Today I am executive director of three hospice locations in Mississippi, knowledgeable of all aspects and services of hospice care. However, in 1980, I was the mother of a toddler named Carolyn who was diagnosed with Neuroblastoma, a form of childhood cancer. I was young and uneducated to the fact that children even had cancer.
Carolyn was diagnosed when she was 2 and died five days after her fifth birthday. We had three long, terrible, wonderful years together as we battled her diagnosis. While we had some great days early in her treatment regimen, we had some extremely difficult days during her last six months of life. During this time we accepted the fact there was no cure for Carolyn, so we worked with the doctors diligently to provide her with the best, most pain-free end of life possible.
Our young daughter had caring and wonderful physicians who were constantly available to us for her needs. However, we wanted to have her home as much as possible during the last months of her life. Unfortunately, because we lived in a small Mississippi town more than 100 miles from the hospital, that was difficult to accomplish.
Carolyn passed away early in 1983 before hospice was available in our area.
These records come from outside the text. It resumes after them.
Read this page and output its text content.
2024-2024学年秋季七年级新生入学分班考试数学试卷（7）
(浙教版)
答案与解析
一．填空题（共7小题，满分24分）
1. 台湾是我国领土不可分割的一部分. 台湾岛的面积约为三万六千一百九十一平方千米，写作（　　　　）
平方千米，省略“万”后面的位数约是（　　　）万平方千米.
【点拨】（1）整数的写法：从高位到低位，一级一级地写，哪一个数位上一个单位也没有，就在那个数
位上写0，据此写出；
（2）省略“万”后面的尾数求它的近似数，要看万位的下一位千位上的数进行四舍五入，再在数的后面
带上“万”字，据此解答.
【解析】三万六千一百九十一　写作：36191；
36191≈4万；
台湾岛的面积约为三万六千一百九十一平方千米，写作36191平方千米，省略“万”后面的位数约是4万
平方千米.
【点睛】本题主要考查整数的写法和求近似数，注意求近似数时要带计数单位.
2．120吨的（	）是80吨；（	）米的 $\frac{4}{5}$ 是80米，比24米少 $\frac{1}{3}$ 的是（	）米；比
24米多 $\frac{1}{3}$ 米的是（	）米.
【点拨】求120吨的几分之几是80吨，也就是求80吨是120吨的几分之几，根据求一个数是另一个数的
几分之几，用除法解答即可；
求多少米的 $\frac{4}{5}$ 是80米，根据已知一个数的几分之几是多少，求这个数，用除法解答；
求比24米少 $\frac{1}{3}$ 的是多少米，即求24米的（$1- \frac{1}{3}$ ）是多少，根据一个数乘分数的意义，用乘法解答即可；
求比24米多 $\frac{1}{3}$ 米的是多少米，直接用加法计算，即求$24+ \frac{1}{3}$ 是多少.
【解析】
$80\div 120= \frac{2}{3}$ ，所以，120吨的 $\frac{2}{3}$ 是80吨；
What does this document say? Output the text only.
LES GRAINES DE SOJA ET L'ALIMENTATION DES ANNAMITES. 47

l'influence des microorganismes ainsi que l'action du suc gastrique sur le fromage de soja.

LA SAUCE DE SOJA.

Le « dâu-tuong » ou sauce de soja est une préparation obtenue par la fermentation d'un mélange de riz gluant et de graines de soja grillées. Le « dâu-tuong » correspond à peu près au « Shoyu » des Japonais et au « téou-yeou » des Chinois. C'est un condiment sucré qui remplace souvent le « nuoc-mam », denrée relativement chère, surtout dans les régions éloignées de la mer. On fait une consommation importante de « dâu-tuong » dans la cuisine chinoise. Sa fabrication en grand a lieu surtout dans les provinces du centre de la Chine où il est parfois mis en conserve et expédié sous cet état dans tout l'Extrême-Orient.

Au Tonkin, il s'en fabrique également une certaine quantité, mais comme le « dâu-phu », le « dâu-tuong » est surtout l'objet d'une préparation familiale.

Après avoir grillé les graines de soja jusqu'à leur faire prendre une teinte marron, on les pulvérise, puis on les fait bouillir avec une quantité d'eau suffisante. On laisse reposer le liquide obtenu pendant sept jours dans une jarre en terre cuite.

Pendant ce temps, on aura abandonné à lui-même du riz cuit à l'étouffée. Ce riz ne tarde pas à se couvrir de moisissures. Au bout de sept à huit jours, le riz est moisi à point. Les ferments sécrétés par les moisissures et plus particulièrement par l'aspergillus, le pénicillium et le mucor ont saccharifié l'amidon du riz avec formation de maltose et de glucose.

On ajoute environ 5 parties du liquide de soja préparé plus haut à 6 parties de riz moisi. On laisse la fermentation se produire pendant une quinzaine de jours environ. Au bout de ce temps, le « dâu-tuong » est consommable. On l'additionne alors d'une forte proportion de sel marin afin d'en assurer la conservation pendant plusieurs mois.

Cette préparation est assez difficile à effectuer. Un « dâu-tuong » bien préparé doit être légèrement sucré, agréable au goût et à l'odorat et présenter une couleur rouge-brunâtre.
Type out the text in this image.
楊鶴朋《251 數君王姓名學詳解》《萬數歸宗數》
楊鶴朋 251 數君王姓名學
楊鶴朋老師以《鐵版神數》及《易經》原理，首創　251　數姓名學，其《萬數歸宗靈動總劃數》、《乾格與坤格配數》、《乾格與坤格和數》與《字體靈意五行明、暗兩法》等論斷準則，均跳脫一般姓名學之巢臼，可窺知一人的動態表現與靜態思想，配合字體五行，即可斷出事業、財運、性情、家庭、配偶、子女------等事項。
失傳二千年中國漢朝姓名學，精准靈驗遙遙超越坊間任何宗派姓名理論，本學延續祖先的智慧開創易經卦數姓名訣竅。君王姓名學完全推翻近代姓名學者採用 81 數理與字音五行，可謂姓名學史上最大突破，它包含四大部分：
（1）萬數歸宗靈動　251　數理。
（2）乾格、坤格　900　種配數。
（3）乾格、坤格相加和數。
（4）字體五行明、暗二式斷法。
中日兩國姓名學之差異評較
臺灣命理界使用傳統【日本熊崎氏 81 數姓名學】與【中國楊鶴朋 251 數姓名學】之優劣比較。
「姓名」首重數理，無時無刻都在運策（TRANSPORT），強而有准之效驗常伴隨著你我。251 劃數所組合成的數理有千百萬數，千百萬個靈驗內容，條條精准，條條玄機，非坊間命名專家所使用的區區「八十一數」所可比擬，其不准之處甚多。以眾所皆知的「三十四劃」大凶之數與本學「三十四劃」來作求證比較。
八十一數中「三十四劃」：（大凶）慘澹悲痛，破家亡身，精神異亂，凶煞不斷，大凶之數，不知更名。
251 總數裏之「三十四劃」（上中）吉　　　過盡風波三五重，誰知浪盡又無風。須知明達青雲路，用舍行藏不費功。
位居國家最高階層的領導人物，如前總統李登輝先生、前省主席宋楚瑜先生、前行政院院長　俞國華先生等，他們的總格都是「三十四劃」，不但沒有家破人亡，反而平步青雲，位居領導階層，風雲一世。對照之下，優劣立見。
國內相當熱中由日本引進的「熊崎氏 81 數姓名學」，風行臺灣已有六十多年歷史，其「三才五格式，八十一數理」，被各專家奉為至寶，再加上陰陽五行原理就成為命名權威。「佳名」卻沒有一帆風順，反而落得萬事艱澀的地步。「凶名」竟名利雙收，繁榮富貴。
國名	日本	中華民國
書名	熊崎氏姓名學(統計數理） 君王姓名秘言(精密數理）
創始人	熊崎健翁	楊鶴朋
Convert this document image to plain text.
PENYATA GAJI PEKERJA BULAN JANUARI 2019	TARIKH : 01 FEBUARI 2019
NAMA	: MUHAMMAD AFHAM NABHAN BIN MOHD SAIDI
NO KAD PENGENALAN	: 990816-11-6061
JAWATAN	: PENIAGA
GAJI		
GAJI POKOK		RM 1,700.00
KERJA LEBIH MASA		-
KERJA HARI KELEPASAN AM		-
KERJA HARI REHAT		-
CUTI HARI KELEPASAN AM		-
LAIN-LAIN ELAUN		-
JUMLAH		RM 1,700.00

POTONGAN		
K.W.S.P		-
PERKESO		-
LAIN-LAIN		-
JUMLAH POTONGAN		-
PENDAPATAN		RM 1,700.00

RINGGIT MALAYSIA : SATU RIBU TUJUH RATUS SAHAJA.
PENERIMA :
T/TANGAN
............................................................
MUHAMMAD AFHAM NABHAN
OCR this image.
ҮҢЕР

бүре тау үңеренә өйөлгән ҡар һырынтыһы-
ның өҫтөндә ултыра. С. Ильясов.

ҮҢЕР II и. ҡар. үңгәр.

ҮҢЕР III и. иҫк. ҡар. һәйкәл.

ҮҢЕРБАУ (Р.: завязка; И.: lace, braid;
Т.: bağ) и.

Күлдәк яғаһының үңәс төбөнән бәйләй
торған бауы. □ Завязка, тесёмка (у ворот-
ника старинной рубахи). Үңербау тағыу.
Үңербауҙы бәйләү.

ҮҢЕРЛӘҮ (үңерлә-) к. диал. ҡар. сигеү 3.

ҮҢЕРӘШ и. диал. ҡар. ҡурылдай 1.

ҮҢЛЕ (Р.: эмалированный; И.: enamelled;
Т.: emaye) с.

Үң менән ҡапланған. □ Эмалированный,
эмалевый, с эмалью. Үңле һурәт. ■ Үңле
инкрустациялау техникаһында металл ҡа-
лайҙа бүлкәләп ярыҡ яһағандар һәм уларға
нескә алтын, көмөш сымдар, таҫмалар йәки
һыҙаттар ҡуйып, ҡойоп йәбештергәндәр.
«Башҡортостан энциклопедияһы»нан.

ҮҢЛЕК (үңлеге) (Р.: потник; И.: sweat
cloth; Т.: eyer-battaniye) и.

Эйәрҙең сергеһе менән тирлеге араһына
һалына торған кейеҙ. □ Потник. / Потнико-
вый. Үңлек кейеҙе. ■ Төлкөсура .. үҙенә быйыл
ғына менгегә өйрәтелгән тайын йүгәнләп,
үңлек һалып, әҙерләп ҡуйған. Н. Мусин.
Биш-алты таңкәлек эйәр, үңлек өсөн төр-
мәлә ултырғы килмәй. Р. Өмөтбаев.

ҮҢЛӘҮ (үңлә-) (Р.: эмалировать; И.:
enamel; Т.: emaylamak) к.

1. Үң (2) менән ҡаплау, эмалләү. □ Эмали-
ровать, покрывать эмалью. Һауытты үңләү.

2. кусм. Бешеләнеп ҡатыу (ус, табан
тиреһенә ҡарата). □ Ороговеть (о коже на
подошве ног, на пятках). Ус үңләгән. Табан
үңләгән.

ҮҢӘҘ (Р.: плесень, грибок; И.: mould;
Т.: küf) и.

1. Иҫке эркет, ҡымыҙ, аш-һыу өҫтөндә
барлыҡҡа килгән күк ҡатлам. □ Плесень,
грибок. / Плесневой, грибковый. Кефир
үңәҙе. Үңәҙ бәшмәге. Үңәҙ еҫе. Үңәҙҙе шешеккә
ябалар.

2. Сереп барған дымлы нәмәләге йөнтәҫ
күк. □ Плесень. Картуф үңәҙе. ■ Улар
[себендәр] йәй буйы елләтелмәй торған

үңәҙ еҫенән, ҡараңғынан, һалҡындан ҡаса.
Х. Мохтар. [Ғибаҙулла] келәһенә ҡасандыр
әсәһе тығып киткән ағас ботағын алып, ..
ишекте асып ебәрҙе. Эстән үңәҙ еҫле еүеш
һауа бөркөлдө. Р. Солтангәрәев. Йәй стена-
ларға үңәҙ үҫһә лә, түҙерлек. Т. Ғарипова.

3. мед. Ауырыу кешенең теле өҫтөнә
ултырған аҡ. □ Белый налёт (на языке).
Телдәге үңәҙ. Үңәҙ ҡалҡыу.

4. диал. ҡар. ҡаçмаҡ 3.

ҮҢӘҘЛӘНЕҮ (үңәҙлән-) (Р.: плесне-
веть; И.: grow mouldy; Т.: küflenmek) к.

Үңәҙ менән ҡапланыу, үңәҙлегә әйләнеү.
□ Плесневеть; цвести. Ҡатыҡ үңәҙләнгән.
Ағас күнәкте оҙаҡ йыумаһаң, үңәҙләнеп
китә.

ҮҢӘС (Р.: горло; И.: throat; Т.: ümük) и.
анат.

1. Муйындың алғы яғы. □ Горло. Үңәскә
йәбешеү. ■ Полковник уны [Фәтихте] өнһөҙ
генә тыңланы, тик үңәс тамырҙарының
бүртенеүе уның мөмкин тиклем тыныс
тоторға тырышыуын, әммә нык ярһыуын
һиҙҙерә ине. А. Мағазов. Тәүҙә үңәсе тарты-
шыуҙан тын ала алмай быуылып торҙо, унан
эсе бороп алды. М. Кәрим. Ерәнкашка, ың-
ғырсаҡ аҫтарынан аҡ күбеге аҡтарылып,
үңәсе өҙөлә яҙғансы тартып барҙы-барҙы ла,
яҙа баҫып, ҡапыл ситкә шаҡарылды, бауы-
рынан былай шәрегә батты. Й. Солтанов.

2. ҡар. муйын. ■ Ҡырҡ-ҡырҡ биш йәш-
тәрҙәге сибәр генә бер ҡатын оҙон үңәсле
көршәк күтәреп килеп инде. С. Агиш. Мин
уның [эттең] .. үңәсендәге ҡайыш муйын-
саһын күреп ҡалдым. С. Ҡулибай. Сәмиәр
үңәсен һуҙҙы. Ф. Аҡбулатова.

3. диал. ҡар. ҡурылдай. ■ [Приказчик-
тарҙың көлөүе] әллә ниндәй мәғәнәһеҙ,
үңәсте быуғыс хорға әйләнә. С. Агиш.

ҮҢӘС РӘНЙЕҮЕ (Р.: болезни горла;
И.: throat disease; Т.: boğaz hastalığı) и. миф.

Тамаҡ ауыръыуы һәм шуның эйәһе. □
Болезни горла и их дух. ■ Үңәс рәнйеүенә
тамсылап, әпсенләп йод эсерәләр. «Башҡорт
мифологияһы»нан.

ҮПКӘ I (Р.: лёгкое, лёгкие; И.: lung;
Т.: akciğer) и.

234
The word “hospice” was never spoken during the time Carolyn was treated.
In our hospice programs we encourage our colleagues to share their own personal hospice story if they have one or explain why they chose to work in hospice. Many tell of the wonderful care that was provided by hospice professionals to their friends and family members in the past that so impressed them until they chose a career in hospice. Certainly seeing compassionate and excellent care given to those close to us can lead us to desire to provide such care to others.
Many of our colleagues share such stories. I myself can share instances since I have been in hospice where our colleagues provided such care to my friends and family, as well.
But when I share my hospice story, it is much different from this. I tell Carolyn’s story and the fact that hospice was never mentioned because it was not available at that time.
While we were blessed to have great professional and family support and were able to provide good care and support to Carolyn, I often think of how I desperately needed the support and services hospice could have provided. The many days we spent at the hospital could have been spent at home, had we had the services and care of hospice. And Carolyn was not able to die at home as we would have chosen.
I think about our excellent colleagues and how wonderful it would have been had the doctors been able to send us home with an excellent social worker such as Heather or Shannon or a chaplain such as Brother Millican or one of his fellow chaplains. I needed their care and support so much and I didn’t even know it.
How comforting it would have been to know I could pick up my phone any time day or night and have one of the caring and qualified nurses we have come to our home to care for Carolyn and relieve her symptoms or to have one of our talented certified nursing assistants to assist me in bathing and caring for her. I can’t begin to explain what that would have meant to me. If we had had hospice care, I’m sure I would now look back and say I could not have made it without them. I honestly don’t see how I did.
After facing caregiving without hospice, I now have a sense of urgency to inform the communities we serve about hospice care so others don’t have to experience what we did. It’s important that they know these services are available and not miss out on the gift of hospice as we did with Carolyn.
During those wonderful, frightening years with Carolyn, there was nothing else we could have done and I am comforted knowing we did everything we could do for her during that time. I want families today to have that same comfort in the future by being equipped with the knowledge of hospice services and availability so they can make the best decisions for their loved ones and family members. While it is their option to not choose hospice if they so desire, I feel it is our responsibility to give them the most information possible to make the best decision for those they love.
Being someone who was not able to receive the gift of hospice, I can understand the need to share our knowledge with those we come in contact with every day. I work constantly with our teams to help them understand what valuable information we have to share.